The pulsatile, nonpulsatile, and mean ChBF were measured with laser Doppler flowmetry in 11 healthy volunteers with a mean age of 32 +/- 13 (SD) years. The posture of the subjects was changed from standing (90 degrees ), to supine (-8 degrees ), and back to standing, with a mechanically driven table. During the whole experimental procedure, ChBF and heart rate (HR) were continuously recorded. After 30 seconds in standing position, the subjects were tilted to supine during approximately 30 seconds. They remained in this position for approximately 2 minutes, after which they were tilted back to the standing position (recovery), where they remained for another approximately 2 minutes.
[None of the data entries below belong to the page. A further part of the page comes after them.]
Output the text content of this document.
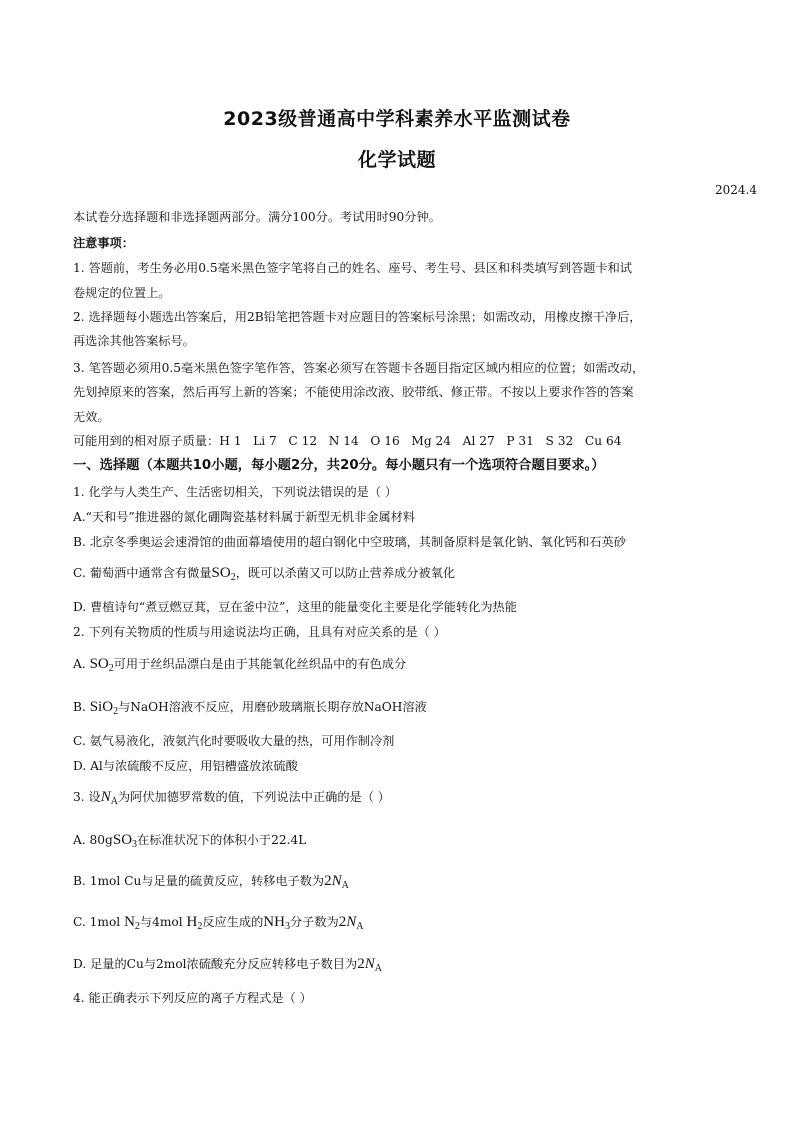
2023级普通高中学科素养水平监测试卷
化学试题
2024.4
本试卷分选择题和非选择题两部分。满分100分。考试用时90分钟。
注意事项：
1. 答题前，考生务必用0.5毫米黑色签字笔将自己的姓名、座号、考生号、县区和科类填写到答题卡和试
卷规定的位置上。
2. 选择题每小题选出答案后，用2B铅笔把答题卡对应题目的答案标号涂黑；如需改动，用橡皮擦干净后，
再选涂其他答案标号。
3. 笔答题必须用0.5毫米黑色签字笔作答，答案必须写在答题卡各题目指定区域内相应的位置；如需改动，
先划掉原来的答案，然后再写上新的答案；不能使用涂改液、胶带纸、修正带。不按以上要求作答的答案
无效。
可能用到的相对原子质量：H 1   Li 7   C 12   N 14   O 16   Mg 24   Al 27   P 31   S 32   Cu 64
一、选择题（本题共10小题，每小题2分，共20分。每小题只有一个选项符合题目要求。）
1. 化学与人类生产、生活密切相关，下列说法错误的是（ ）
A.“天和号”推进器的氮化硼陶瓷基材料属于新型无机非金属材料
B. 北京冬季奥运会速滑馆的曲面幕墙使用的超白钢化中空玻璃，其制备原料是氧化钠、氧化钙和石英砂
C. 葡萄酒中通常含有微量$SO_2$，既可以杀菌又可以防止营养成分被氧化
D. 曹植诗句“煮豆燃豆萁，豆在釜中泣”，这里的能量变化主要是化学能转化为热能
2. 下列有关物质的性质与用途说法均正确，且具有对应关系的是（ ）
A. $SO_2$可用于丝织品漂白是由于其能氧化丝织品中的有色成分
B. SiO$_2$与NaOH溶液不反应，用磨砂玻璃瓶长期存放NaOH溶液
C. 氨气易液化，液氨汽化时要吸收大量的热，可用作制冷剂
D. Al与浓硫酸不反应，用铝槽盛放浓硫酸
3. 设$N_A$为阿伏加德罗常数的值，下列说法中正确的是（ ）
A. 80gSO$_3$在标准状况下的体积小于22.4L
B. 1mol Cu与足量的硫黄反应，转移电子数为$2N_A$
C. 1mol $N_2$与4mol $H_2$反应生成的$NH_3$分子数为$2N_A$
D. 足量的Cu与2mol浓硫酸充分反应转移电子数目为$2N_A$
4. 能正确表示下列反应的离子方程式是（ ）
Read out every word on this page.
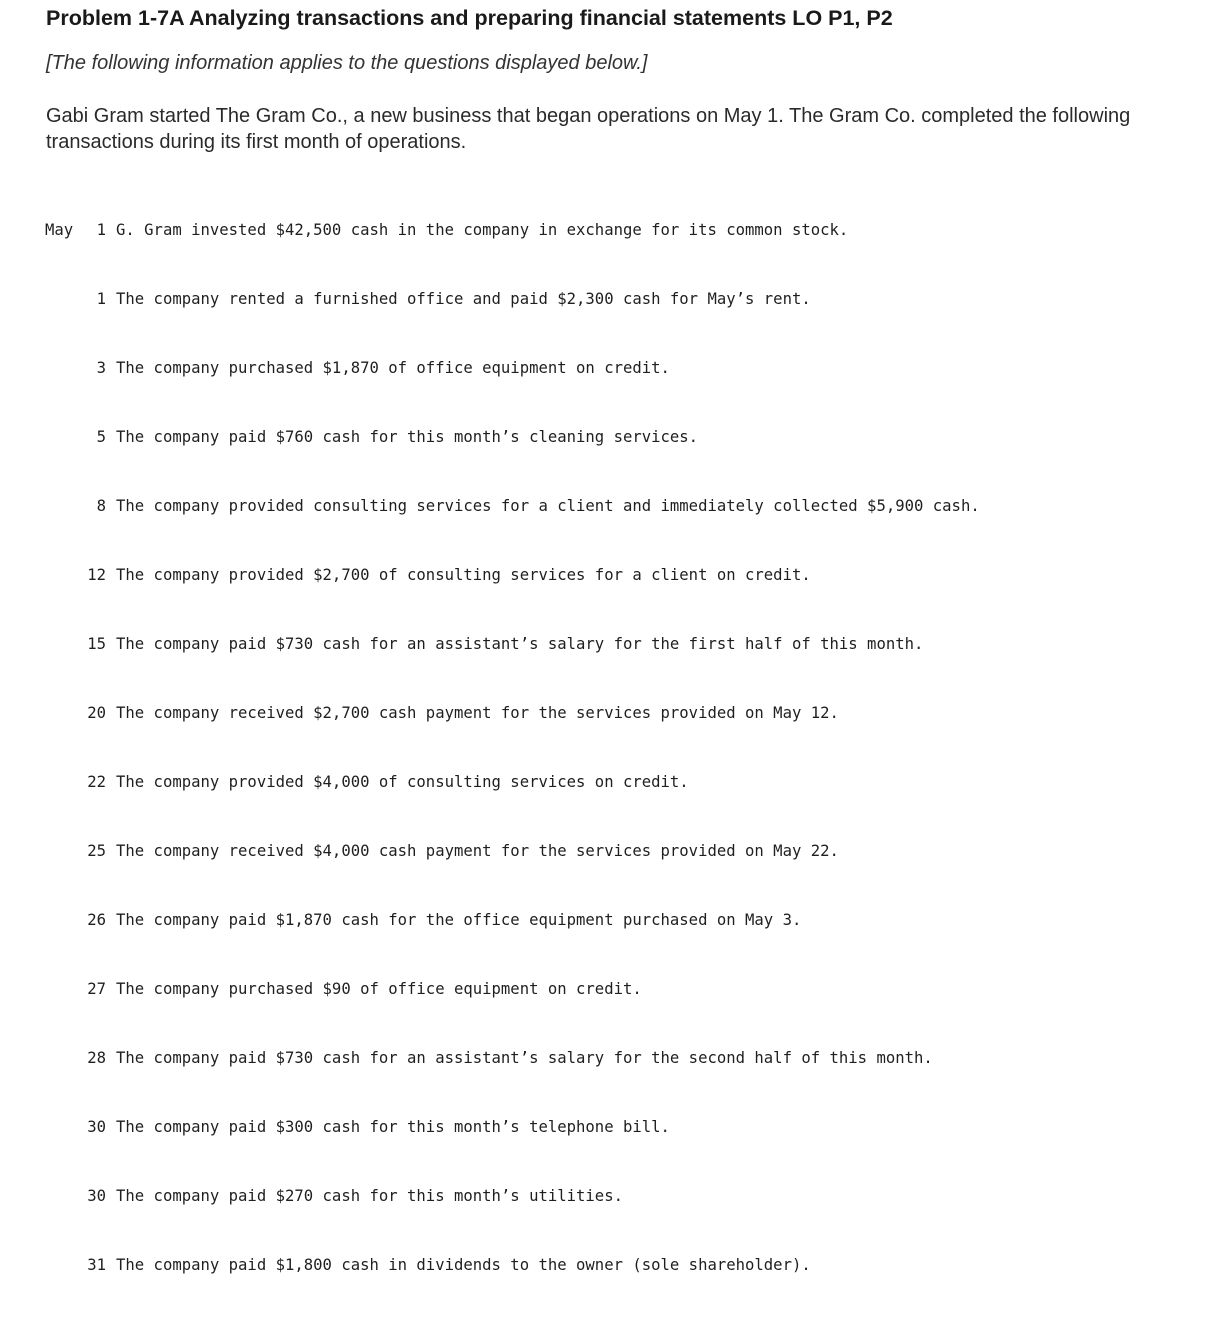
Problem 1-7A Analyzing transactions and preparing financial statements LO P1, P2
[The following information applies to the questions displayed below.]
Gabi Gram started The Gram Co., a new business that began operations on May 1. The Gram Co. completed the following transactions during its first month of operations.

May	1 G. Gram invested $42,500 cash in the company in exchange for its common stock.

1 The company rented a furnished office and paid $2,300 cash for May’s rent.

3 The company purchased $1,870 of office equipment on credit.

5 The company paid $760 cash for this month’s cleaning services.

8 The company provided consulting services for a client and immediately collected $5,900 cash.

12 The company provided $2,700 of consulting services for a client on credit.

15 The company paid $730 cash for an assistant’s salary for the first half of this month.

20 The company received $2,700 cash payment for the services provided on May 12.

22 The company provided $4,000 of consulting services on credit.

25 The company received $4,000 cash payment for the services provided on May 22.

26 The company paid $1,870 cash for the office equipment purchased on May 3.

27 The company purchased $90 of office equipment on credit.

28 The company paid $730 cash for an assistant’s salary for the second half of this month.

30 The company paid $300 cash for this month’s telephone bill.

30 The company paid $270 cash for this month’s utilities.

31 The company paid $1,800 cash in dividends to the owner (sole shareholder).
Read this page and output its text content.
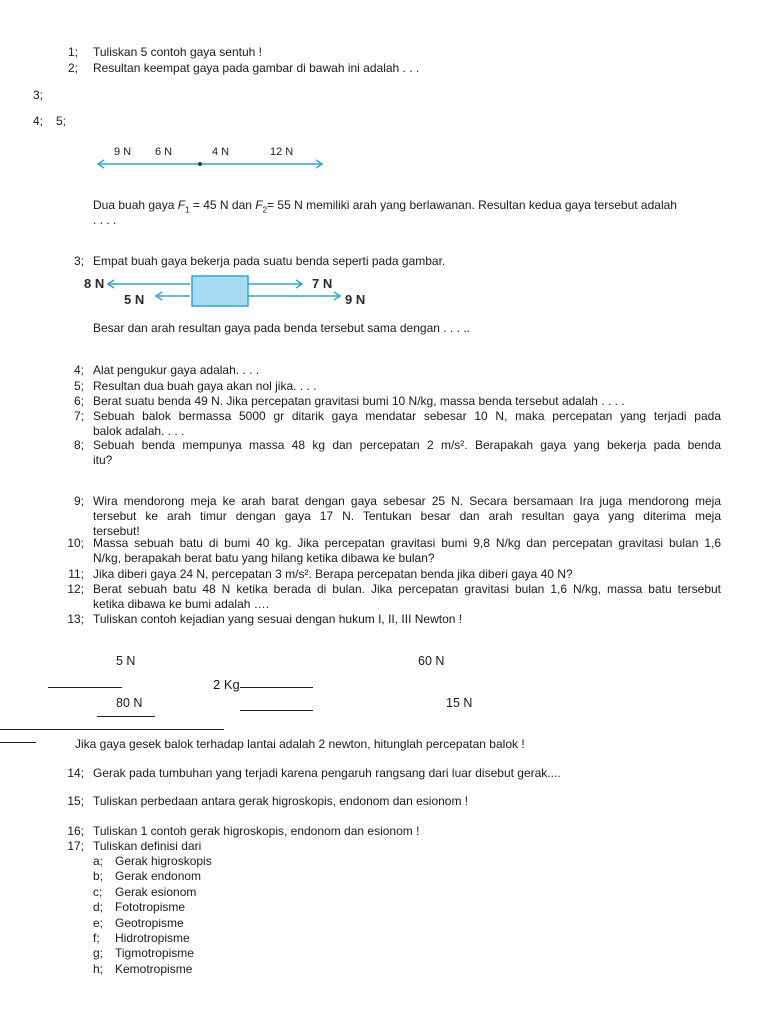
1; Tuliskan 5 contoh gaya sentuh !
2; Resultan keempat gaya pada gambar di bawah ini adalah . . .
3;
4; 5;
9 N 6 N	4 N	12 N
Dua buah gaya $F_1 = 45$ N dan $F_2= 55$ N memiliki arah yang berlawanan. Resultan kedua gaya tersebut adalah
. . . .
3; Empat buah gaya bekerja pada suatu benda seperti pada gambar.
8 N
5 N
7 N
9 N
Besar dan arah resultan gaya pada benda tersebut sama dengan . . . ..
4; Alat pengukur gaya adalah. . . .
5; Resultan dua buah gaya akan nol jika. . . .
6; Berat suatu benda 49 N. Jika percepatan gravitasi bumi 10 N/kg, massa benda tersebut adalah . . . .
7; Sebuah balok bermassa 5000 gr ditarik gaya mendatar sebesar 10 N, maka percepatan yang terjadi pada
balok adalah. . . .
8; Sebuah benda mempunya massa 48 kg dan percepatan 2 m/s². Berapakah gaya yang bekerja pada benda
itu?
9; Wira mendorong meja ke arah barat dengan gaya sebesar 25 N. Secara bersamaan Ira juga mendorong meja
tersebut ke arah timur dengan gaya 17 N. Tentukan besar dan arah resultan gaya yang diterima meja
tersebut!
10; Massa sebuah batu di bumi 40 kg. Jika percepatan gravitasi bumi 9,8 N/kg dan percepatan gravitasi bulan 1,6
N/kg, berapakah berat batu yang hilang ketika dibawa ke bulan?
11; Jika diberi gaya 24 N, percepatan 3 m/s². Berapa percepatan benda jika diberi gaya 40 N?
12; Berat sebuah batu 48 N ketika berada di bulan. Jika percepatan gravitasi bulan 1,6 N/kg, massa batu tersebut
ketika dibawa ke bumi adalah ….
13; Tuliskan contoh kejadian yang sesuai dengan hukum I, II, III Newton !
5 N	60 N
2 Kg
80 N	15 N
Jika gaya gesek balok terhadap lantai adalah 2 newton, hitunglah percepatan balok !
14; Gerak pada tumbuhan yang terjadi karena pengaruh rangsang dari luar disebut gerak....
15; Tuliskan perbedaan antara gerak higroskopis, endonom dan esionom !
16; Tuliskan 1 contoh gerak higroskopis, endonom dan esionom !
17; Tuliskan definisi dari
a; Gerak higroskopis
b; Gerak endonom
c; Gerak esionom
d; Fototropisme
e; Geotropisme
f; Hidrotropisme
g; Tigmotropisme
h; Kemotropisme
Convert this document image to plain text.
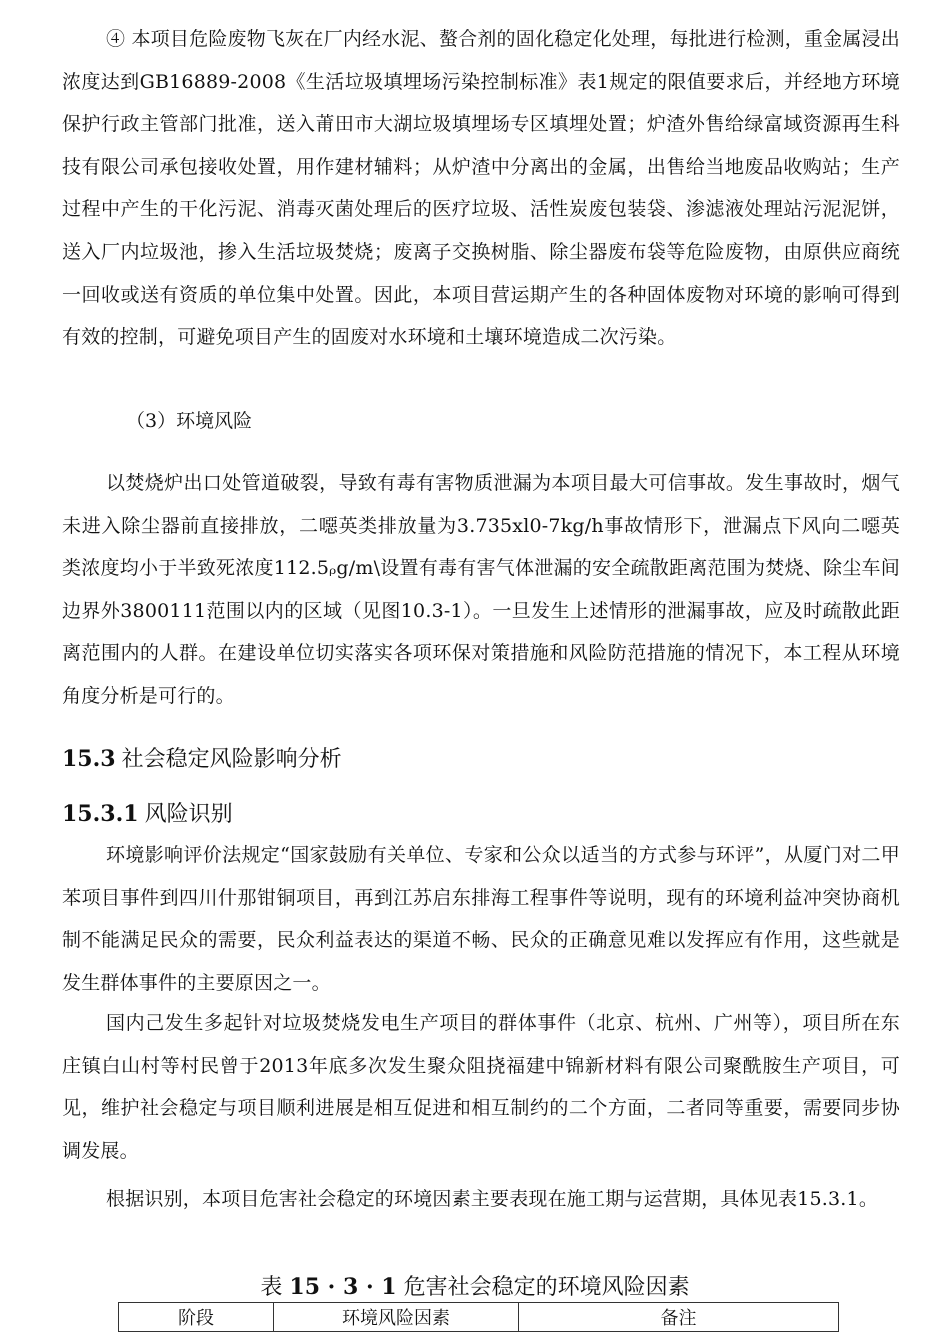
④ 本项目危险废物飞灰在厂内经水泥、螯合剂的固化稳定化处理，每批进行检测，重金属浸出浓度达到GB16889-2008《生活垃圾填埋场污染控制标准》表1规定的限值要求后，并经地方环境保护行政主管部门批准，送入莆田市大湖垃圾填埋场专区填埋处置；炉渣外售给绿富域资源再生科技有限公司承包接收处置，用作建材辅料；从炉渣中分离出的金属，出售给当地废品收购站；生产过程中产生的干化污泥、消毒灭菌处理后的医疗垃圾、活性炭废包装袋、渗滤液处理站污泥泥饼，送入厂内垃圾池，掺入生活垃圾焚烧；废离子交换树脂、除尘器废布袋等危险废物，由原供应商统一回收或送有资质的单位集中处置。因此，本项目营运期产生的各种固体废物对环境的影响可得到有效的控制，可避免项目产生的固废对水环境和土壤环境造成二次污染。

（3）环境风险

以焚烧炉出口处管道破裂，导致有毒有害物质泄漏为本项目最大可信事故。发生事故时，烟气未进入除尘器前直接排放，二噁英类排放量为3.735xl0-7kg/h事故情形下，泄漏点下风向二噁英类浓度均小于半致死浓度112.5ᵨg/m\设置有毒有害气体泄漏的安全疏散距离范围为焚烧、除尘车间边界外3800111范围以内的区域（见图10.3-1）。一旦发生上述情形的泄漏事故，应及时疏散此距离范围内的人群。在建设单位切实落实各项环保对策措施和风险防范措施的情况下，本工程从环境角度分析是可行的。

15.3 社会稳定风险影响分析
15.3.1 风险识别

环境影响评价法规定“国家鼓励有关单位、专家和公众以适当的方式参与环评”，从厦门对二甲苯项目事件到四川什那钳铜项目，再到江苏启东排海工程事件等说明，现有的环境利益冲突协商机制不能满足民众的需要，民众利益表达的渠道不畅、民众的正确意见难以发挥应有作用，这些就是发生群体事件的主要原因之一。

国内己发生多起针对垃圾焚烧发电生产项目的群体事件（北京、杭州、广州等），项目所在东庄镇白山村等村民曾于2013年底多次发生聚众阻挠福建中锦新材料有限公司聚酰胺生产项目，可见，维护社会稳定与项目顺利进展是相互促进和相互制约的二个方面，二者同等重要，需要同步协调发展。

根据识别，本项目危害社会稳定的环境因素主要表现在施工期与运营期，具体见表15.3.1。

表 15 · 3 · 1 危害社会稳定的环境风险因素

阶段	环境风险因素	备注
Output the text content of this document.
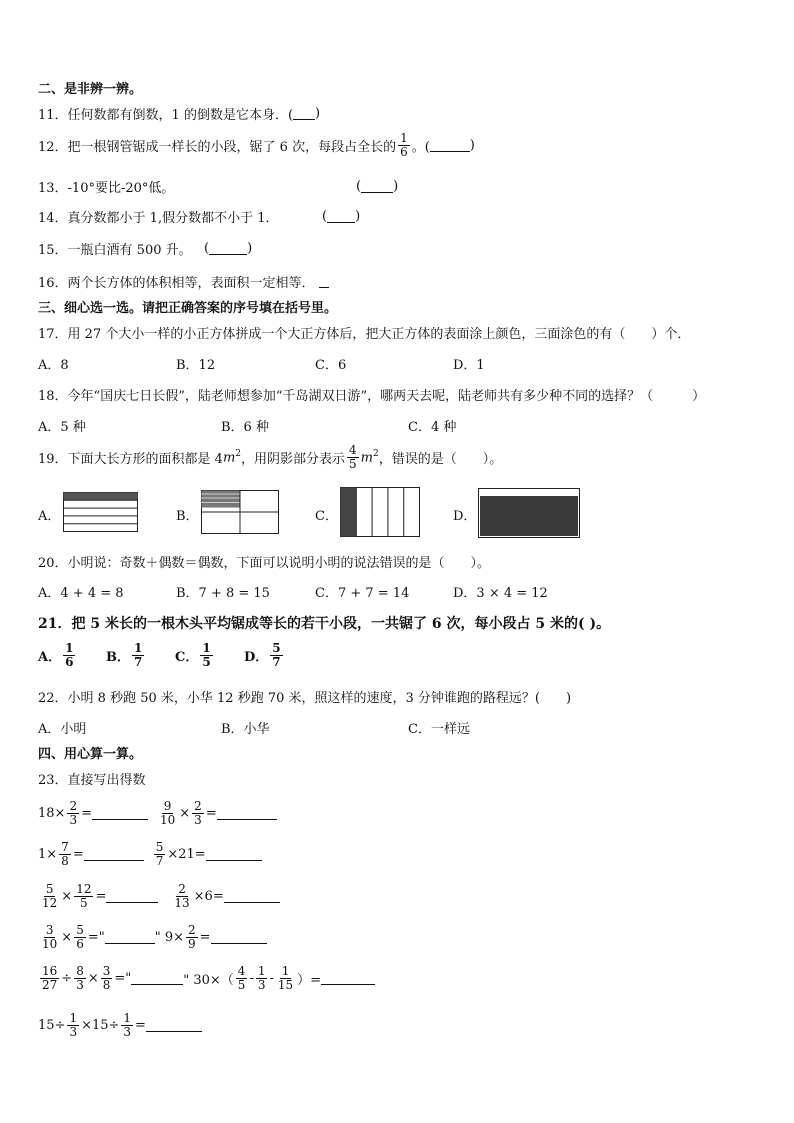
二、是非辨一辨。
11．任何数都有倒数，1 的倒数是它本身．( )
12．把一根钢管锯成一样长的小段，锯了 6 次，每段占全长的 $\frac{1}{6}$ 。(	)
13．-10°要比-20°低。	( )
14．真分数都小于 1,假分数都不小于 1．	( )
15．一瓶白酒有 500 升。 (	)
16．两个长方体的体积相等，表面积一定相等．
三、细心选一选。请把正确答案的序号填在括号里。
17．用 27 个大小一样的小正方体拼成一个大正方体后，把大正方体的表面涂上颜色，三面涂色的有（　　）个．
A．8	B．12	C．6	D．1
18．今年“国庆七日长假”，陆老师想参加“千岛湖双日游”，哪两天去呢，陆老师共有多少种不同的选择？（　　　）
A．5 种	B．6 种	C．4 种
19．下面大长方形的面积都是 4 $m^2$ ，用阴影部分表示 $\frac{4}{5} m^2$ ，错误的是（　　）。
A．	B．	C．	D．
20．小明说：奇数＋偶数＝偶数，下面可以说明小明的说法错误的是（　　）。
A．4 + 4 = 8	B．7 + 8 = 15	C．7 + 7 = 14	D．3 × 4 = 12
21．把 5 米长的一根木头平均锯成等长的若干小段，一共锯了 6 次，每小段占 5 米的( )。
A． $\frac{1}{6}$ B． $\frac{1}{7}$ C． $\frac{1}{5}$ D． $\frac{5}{7}$
22．小明 8 秒跑 50 米，小华 12 秒跑 70 米，照这样的速度，3 分钟谁跑的路程远？(　　)
A．小明	B．小华	C．一样远
四、用心算一算。
23．直接写出得数
$18\times \frac{2}{3}$ =	$\frac{9}{10} \times \frac{2}{3}$ =
$1\times \frac{7}{8}$ =	$\frac{5}{7} \times 21=$
$\frac{5}{12} \times \frac{12}{5}$ =	$\frac{2}{13} \times 6=$
$\frac{3}{10} \times \frac{5}{6}$ ="	" $9\times \frac{2}{9}$ =
$\frac{16}{27} \div \frac{8}{3} \times \frac{3}{8}$ ="	" $30\times( \frac{4}{5} - \frac{1}{3} - \frac{1}{15}$ ）=
$15\div \frac{1}{3} \times 15\div \frac{1}{3}$ =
Systemic brachial artery blood pressure (BP) was measured in the baseline, supine, and recovery positions. This procedure was repeated to measure the intraocular pressure (IOP) at the different postures.
Mean BP did not change significantly throughout the experimental procedure. As the body was tilted from standing to supine, HR decreased by 16% (P < 0.0004), IOP increased by 29% (P < 0.001), and mean ChBF increased by 11% (P < 0.01). The increase in ChBF was primarily due to an increase in the nonpulsatile component of the blood velocity.
Based on previously reported experimental data that indicate that the ocular perfusion pressure increases less than predicted by purely hydrostatic considerations when the body is tilted from the standing to the supine position, the observed increase in ChBF suggests a passive response of the choroidal circulation to the posture change.
评估姿势改变对正常志愿者黄斑下脉络膜血流(ChBF)的影响。
使用激光多普勒血流仪对11名平均年龄为32±13(标准差)岁的健康志愿者测量搏动性、非搏动性和平均ChBF。通过机械驱动台将受试者的姿势从站立(90度)变为仰卧(-8度),然后再变回站立。在整个实验过程中,持续记录ChBF和心率(HR)。在站立位30秒后,受试者在约30秒内倾斜至仰卧位。他们在该位置保持约2分钟,之后再倾斜回站立位(恢复),并在该位置再保持约2分钟。在基线、仰卧位和恢复位测量肱动脉系统血压(BP)。重复此过程以测量不同姿势下的眼压(IOP)。
在整个实验过程中,平均BP无显著变化。当身体从站立位倾斜至仰卧位时,HR下降16%(P<0.0004),IOP升高29%(P<0.001),平均ChBF升高11%(P<0.01)。ChBF的增加主要是由于血流速度的非搏动性成分增加。
基于先前报道的实验数据,即当身体从站立位倾斜至仰卧位时,眼灌注压的增加小于单纯流体静力因素预测的值,观察到的ChBF增加提示脉络膜循环对姿势改变的被动反应。